Alabama Monroe – Una storia d’amore, firmato dal regista belga Felix Van Groeningen e candidato all’Oscar come miglior film straniero, racconta l’intensa e struggente storia d’amore tra Elise (Veerle Baetens) e Didier (Joan Heldenbergh). Due semplici elementi sono il collante della loro relazione: un colpo di fulmine e una grande passione per la musica bluegrass che si consuma a ritmo dei live mozzafiato dei The Broken Circle Bluegrass Band.
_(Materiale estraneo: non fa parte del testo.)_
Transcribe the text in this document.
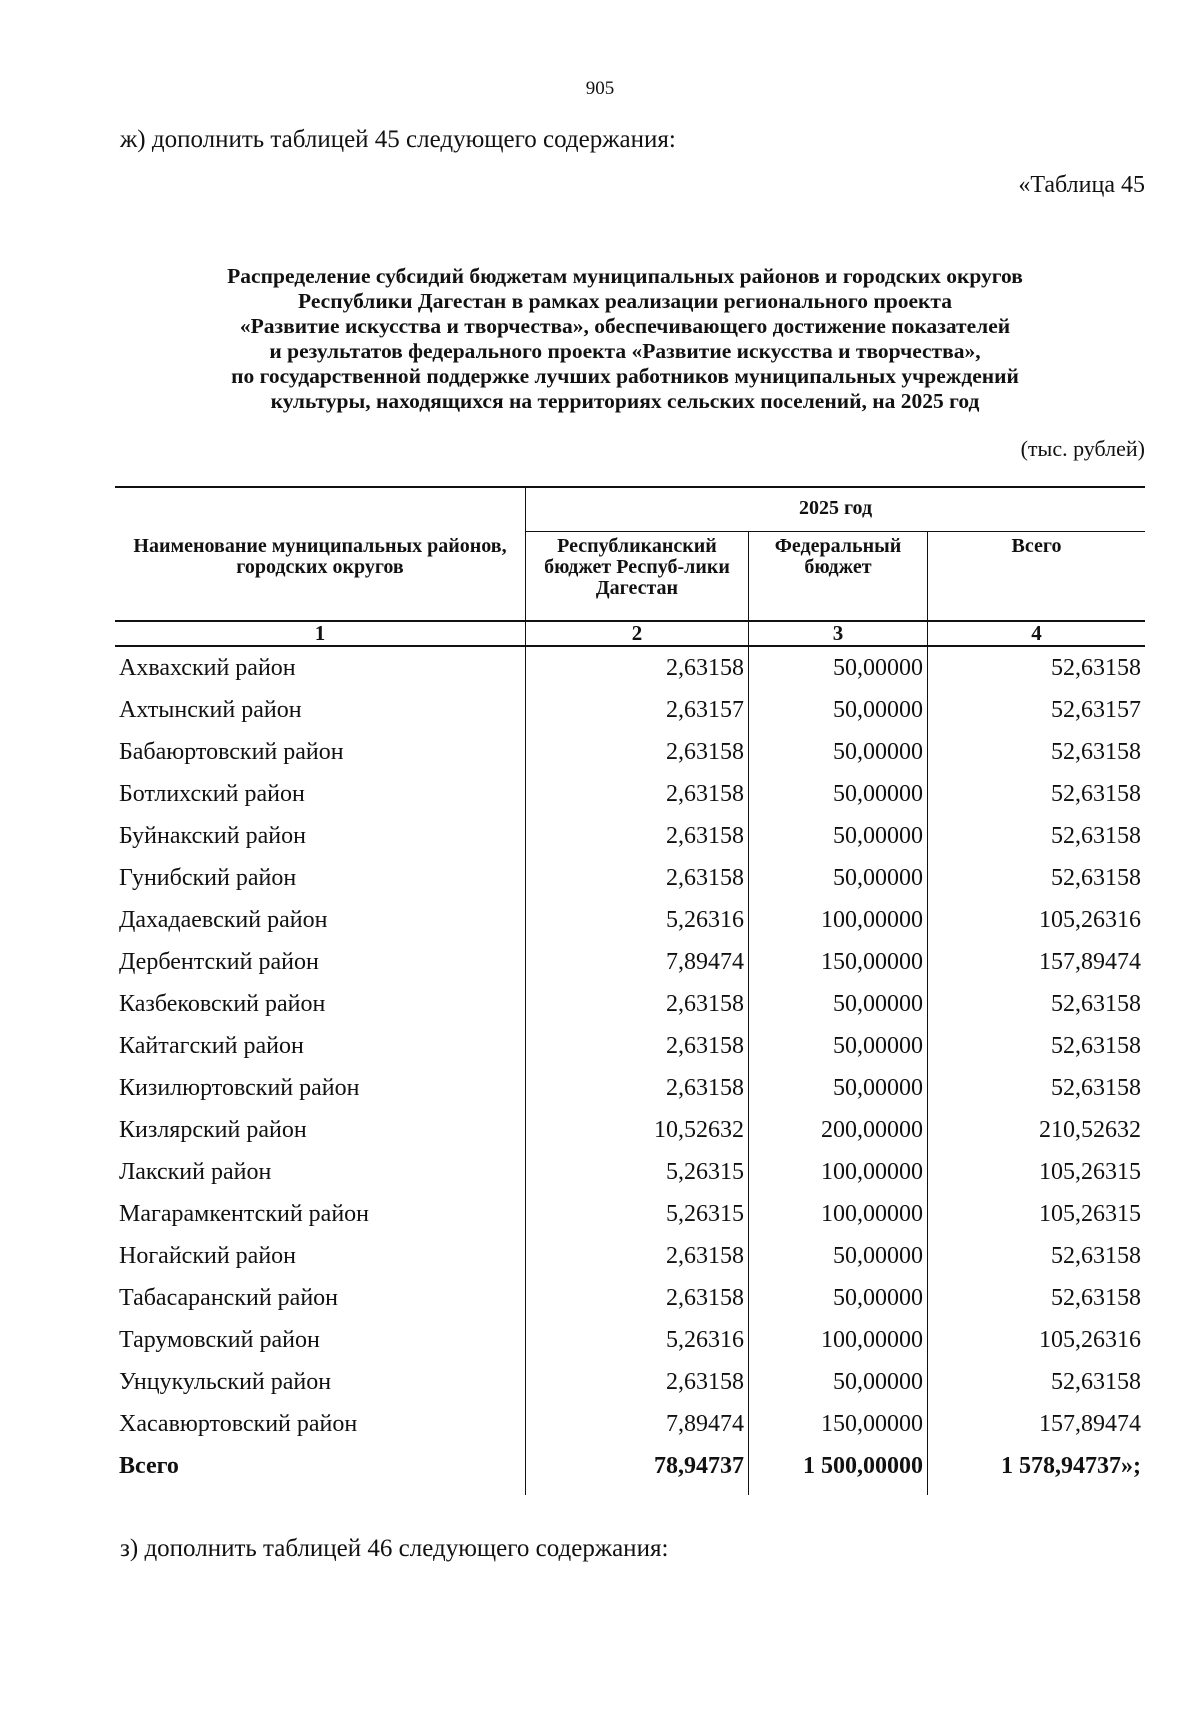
905
ж) дополнить таблицей 45 следующего содержания:
«Таблица 45
Распределение субсидий бюджетам муниципальных районов и городских округов
Республики Дагестан в рамках реализации регионального проекта
«Развитие искусства и творчества», обеспечивающего достижение показателей
и результатов федерального проекта «Развитие искусства и творчества»,
по государственной поддержке лучших работников муниципальных учреждений
культуры, находящихся на территориях сельских поселений, на 2025 год
(тыс. рублей)
Наименование муниципальных районов, городских округов	2025 год		
	Республиканский бюджет Респуб-лики Дагестан	Федеральный бюджет	Всего
1	2	3	4
Ахвахский район	2,63158	50,00000	52,63158
Ахтынский район	2,63157	50,00000	52,63157
Бабаюртовский район	2,63158	50,00000	52,63158
Ботлихский район	2,63158	50,00000	52,63158
Буйнакский район	2,63158	50,00000	52,63158
Гунибский район	2,63158	50,00000	52,63158
Дахадаевский район	5,26316	100,00000	105,26316
Дербентский район	7,89474	150,00000	157,89474
Казбековский район	2,63158	50,00000	52,63158
Кайтагский район	2,63158	50,00000	52,63158
Кизилюртовский район	2,63158	50,00000	52,63158
Кизлярский район	10,52632	200,00000	210,52632
Лакский район	5,26315	100,00000	105,26315
Магарамкентский район	5,26315	100,00000	105,26315
Ногайский район	2,63158	50,00000	52,63158
Табасаранский район	2,63158	50,00000	52,63158
Тарумовский район	5,26316	100,00000	105,26316
Унцукульский район	2,63158	50,00000	52,63158
Хасавюртовский район	7,89474	150,00000	157,89474
Всего	78,94737	1 500,00000	1 578,94737»;
з) дополнить таблицей 46 следующего содержания:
Essere amanti del country non è uno dei requisiti necessari per apprezzare la straordinaria colonna sonora della pellicola, che è forse il suo pregio principale. Curata dal compositore Björn Eriksson, la soundtrack attinge dal repertorio delle canzoni popolari bluegrass per poi spingersi a creare brani nuovi e originali. Ciò che rende le tracce davvero interessanti sono le performance reali della band, formatasi precedentemente e in modo autonomo rispetto alla produzione del film. È proprio per questo motivo che è praticamente impossibile non rimanere affascinati dalla potente ma soave voce di Elise/Veerle e dalla raffinata tecnica di tutta la band, in particolare dal banjo di Didier/Joan.
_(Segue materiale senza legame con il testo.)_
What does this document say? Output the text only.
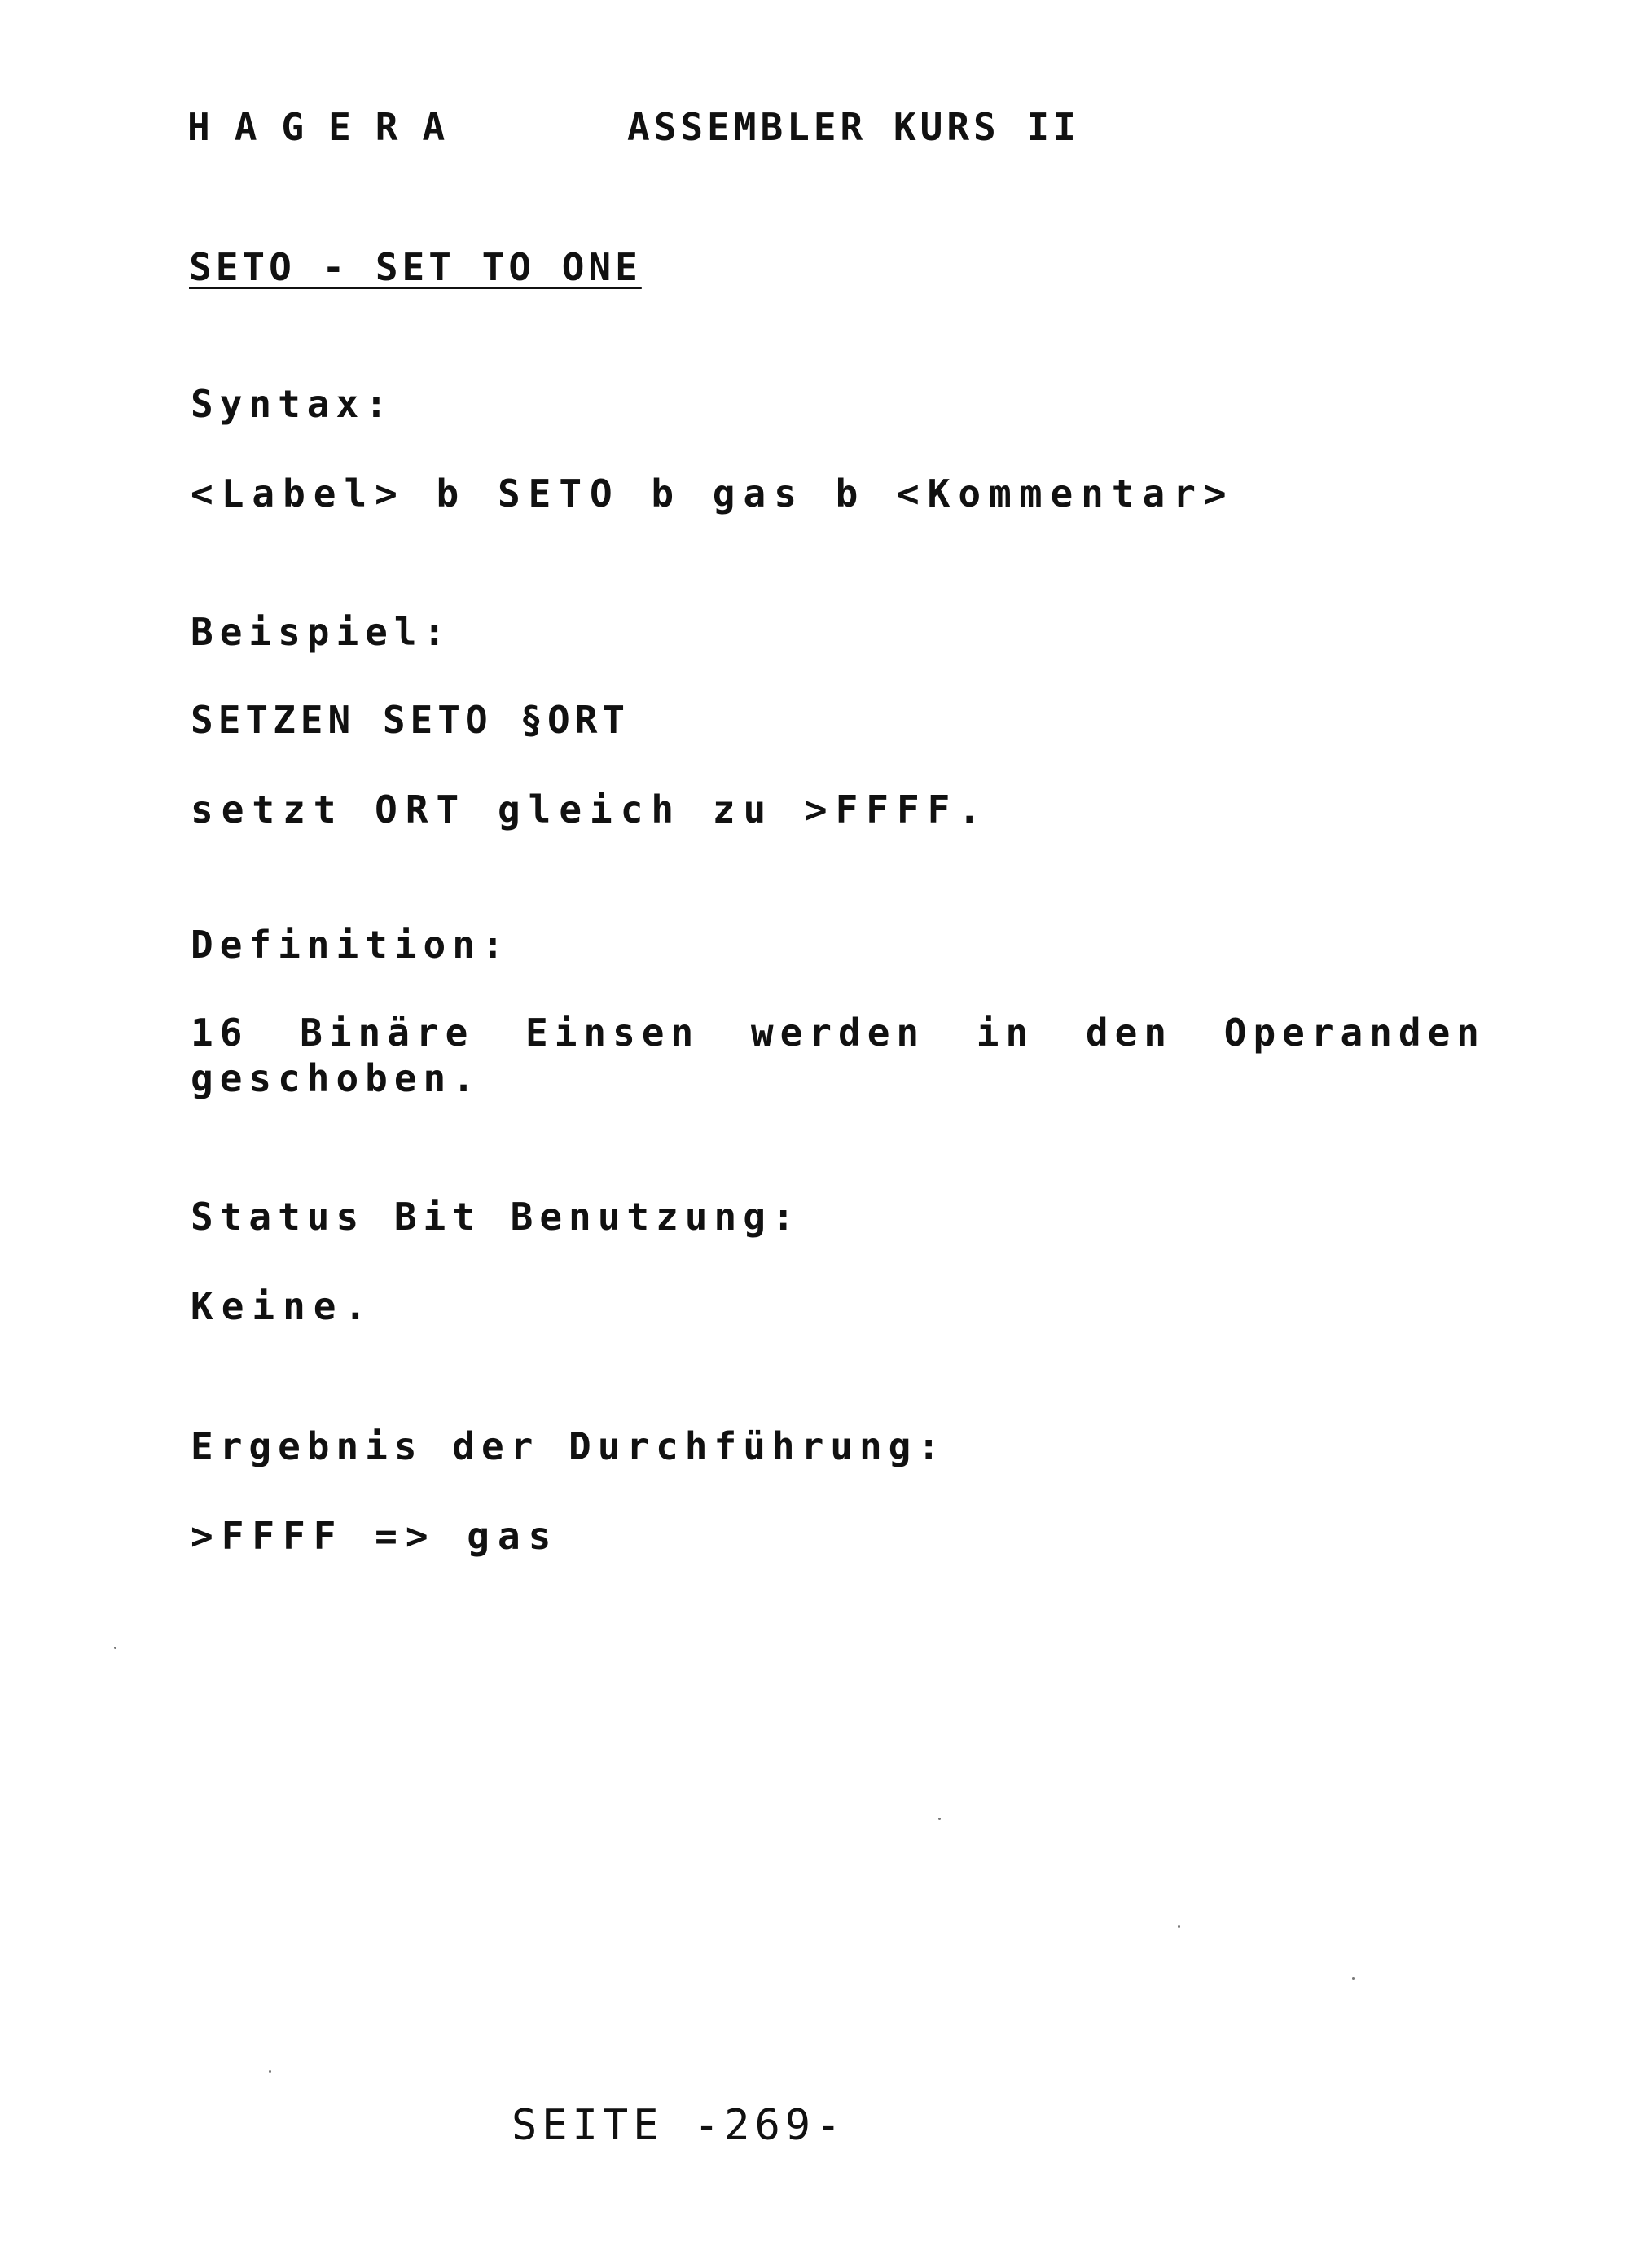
HAGERA	ASSEMBLER KURS II
SETO - SET TO ONE
Syntax:
<Label> b SETO b gas b <Kommentar>
Beispiel:
SETZEN SETO §ORT
setzt ORT gleich zu >FFFF.
Definition:
16 Binäre Einsen werden in den Operanden geschoben.
Status Bit Benutzung:
Keine.
Ergebnis der Durchführung:
>FFFF => gas
SEITE -269-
La colonna sonora asseconda gli alti e bassi della vita della coppia, in costante bilico tra amore, crisi, fede, scetticismo, passione e disperazione; in una sola parola: breakdown, come suggerisce il titolo originale. L’ascesa dei protagonisti verso la felicità è scandita da performance che trasudano passione: dalle più ritmate e coinvolgenti come quella di Country In My Genes, alle più intime ed emozionanti in stile The Boy Who Wouldn’t Hoe Corn. Elise è letteralmente da brividi in Wayfaring Stranger, il cui testo svela la sua profonda fede cristiana che, in netto contrasto con l’ateismo di Didier, porterà i due ad affrontare diversamente le avversità e ad allontanarsi progressivamente. Interessante a tal proposito è il testo che dà il nome alla pellicola in lingua originale, Will The Circle Be Unbroken, è un inno popolare cristiano che risale ai primi anni del XX secolo. Probabilmente “circle” si riferisce al ciclo della vita, di cui il film offre un ampio scorcio: l’innamoramento, il matrimonio, la maternità, la musica, gli amici, la gioia, la frustrazione e la morte.

Alabama Monroe è un film “piccolo” ma dalla grande potenza tremendamente umana, che trascina e coinvolge lo spettatore soprattutto grazie alla sua incantevole melodia.